Thereafter is boilerplate about Tesla’s travails with driver assistance included seemingly to pad out the story enough that it’s not a brief. Makes sense to a certain extent so that art is justified, and the scene of the crash helps to contextualize the … just kidding, we went with an undated filer of the dashboard of a Tesla on a freeway in California, presumably only linked because the roadway is also bereft of housing.
I’ve worked with first-year GA reporters who know better than this. Any editor should know better. Hell, most readers at the NYT level know better.
Anyway, it’s another “Tesla does something fatally stupid” story. I guess put it on the shelf with the rest of them.
Oh, yeah!
It’s also interesting that the hed uses “Autopilot,” while the body ties itself in knots to avoid using the term.
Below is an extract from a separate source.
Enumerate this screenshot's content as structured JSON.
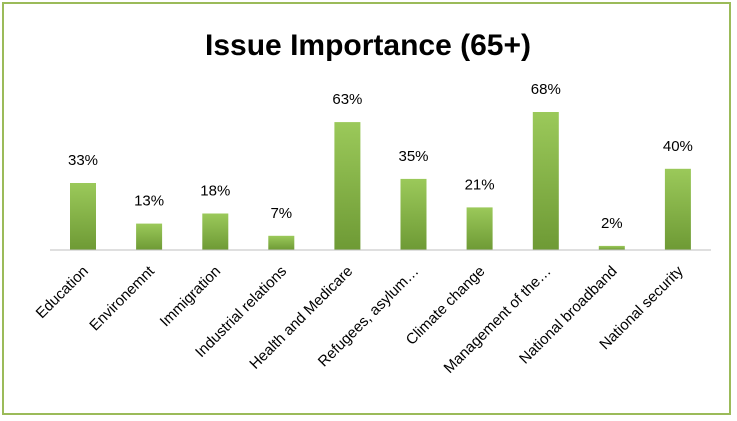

What a shitshow of a story.
I read elsewhere that she had actually turned it off and manually floored it: https://x.com/i/status/2069182772728451498
X is a terrible source for anything Tesla related. Here, it’s self evident: The driver wasn’t a woman. If they can’t get that right from the police report, why believe anything after the misgendering? “I read elsewhere” often means “I believe anything I’m told, especially if I prefer that story.”
Where did someone say the driver was a woman? I don’t see it.
The fifth word of the comment I replied to.
Oops, I had mistyped, thanks; the driver’s gender wasn’t actually said anywhere (in the X explanation, I mean). I’m no avid X reader at all, by the way; someone else linked me to that, which made me go, “Huh.”
No worries! I was just confused as to the provenance. A typo would usually be prescribed as the explanation by Occam, but with the bullshit Musk and his henchmen get up to, it’s not a safe guess.
Hold Elon responsible.
Best we can do is make him a trillionaire.
To be fair, that was because of SpaceX, not Tesla. But yeah…
oh man the video was like wtf. It was like a guided missile hitting the house.